Trevisi canta Bella ciao e finisce nel mirino degli insulti social

Il consigliere Pd celebra il 25 aprile con un video, ma la rete si divide tra solidarietà e attacchi

Giampaolo Trevisi

Un video pubblicato sui social in occasione del 25 aprile ha acceso un acceso dibattito online. Protagonista Gianpaolo Trevisi, consigliere regionale veneto del Partito Democratico ed ex dirigente della Polizia di Stato, che ha condiviso un momento personale mentre intonava “Bella ciao” durante le celebrazioni della Festa della Liberazione.

Il gesto, legato a una ricorrenza simbolica per la storia italiana, ha però generato una forte reazione sui social, dove accanto a messaggi di apprezzamento sono comparsi anche numerosi commenti offensivi e attacchi personali.

Il significato personale della celebrazione

Nel suo intervento, Trevisi ha raccontato il valore che il 25 aprile ha sempre avuto nella sua vita, sia privata che professionale. In passato, ha partecipato alle celebrazioni ufficiali in divisa, con rigore e rispetto istituzionale, mentre quest’anno ha vissuto la ricorrenza da cittadino.

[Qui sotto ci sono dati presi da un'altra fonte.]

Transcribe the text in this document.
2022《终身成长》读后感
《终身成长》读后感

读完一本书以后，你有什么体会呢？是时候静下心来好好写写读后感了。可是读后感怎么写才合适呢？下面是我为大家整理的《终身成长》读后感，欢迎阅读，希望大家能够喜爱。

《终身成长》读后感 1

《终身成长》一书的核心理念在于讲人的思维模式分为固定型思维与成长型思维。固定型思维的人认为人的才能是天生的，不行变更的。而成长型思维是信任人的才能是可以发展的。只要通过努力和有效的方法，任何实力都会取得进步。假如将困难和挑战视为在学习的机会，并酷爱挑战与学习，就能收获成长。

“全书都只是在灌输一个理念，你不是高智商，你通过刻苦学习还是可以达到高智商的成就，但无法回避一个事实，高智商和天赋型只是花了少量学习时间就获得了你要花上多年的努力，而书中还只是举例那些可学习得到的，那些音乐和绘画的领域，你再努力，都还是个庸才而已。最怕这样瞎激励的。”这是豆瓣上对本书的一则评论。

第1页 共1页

Durante la cerimonia, dopo aver cantato l’inno nazionale e preso parte ai momenti ufficiali, ha scelto di intonare “Bella ciao”, descrivendo quell’istante come un’espressione profonda e autentica, “la voce dell’anima”.

Reazioni social tra consenso e insulti

La pubblicazione del video ha rapidamente raccolto numerose interazioni, evidenziando una forte polarizzazione. Da un lato, molti utenti hanno espresso sostegno e condivisione del gesto; dall’altro, sono emersi commenti critici e offensivi, che hanno trasformato l’episodio in un caso mediatico.

Il fenomeno riflette una tendenza sempre più diffusa nel dibattito pubblico digitale, dove temi storici e identitari possono diventare terreno di scontro.

La solidarietà del gruppo Pd

A sostegno del consigliere sono intervenuti i colleghi del gruppo consiliare del Partito Democratico, che hanno espresso solidarietà sottolineando come il 25 aprile dovrebbe rappresentare un momento di unità nazionale e condivisione dei valori democratici.

Nella nota diffusa, viene evidenziato come episodi di questo tipo rischino di snaturare il significato della ricorrenza, trasformandola in occasione di divisione anziché di memoria condivisa.

Il percorso professionale di Trevisi

Nel messaggio di sostegno, viene ricordato anche il lungo percorso professionale di Trevisi nelle forze dell’ordine, caratterizzato da impegno e servizio alla collettività. Tra i ruoli ricoperti, anche la direzione della Scuola di Polizia di Peschiera del Garda.

Secondo i colleghi, le critiche ricevute non tengono conto di questo percorso, né del fatto che il consigliere continui a muoversi nel solco dei valori costituzionali.

Un caso che riapre il dibattito

L’episodio riporta al centro dell’attenzione il rapporto tra memoria storica, espressione personale e comunicazione digitale. La vicenda evidenzia come anche gesti simbolici possano generare reazioni contrastanti, soprattutto quando condivisi sui social network.

Resta centrale il tema del rispetto nel confronto pubblico, in particolare in occasione di ricorrenze che segnano momenti fondamentali della storia del Paese.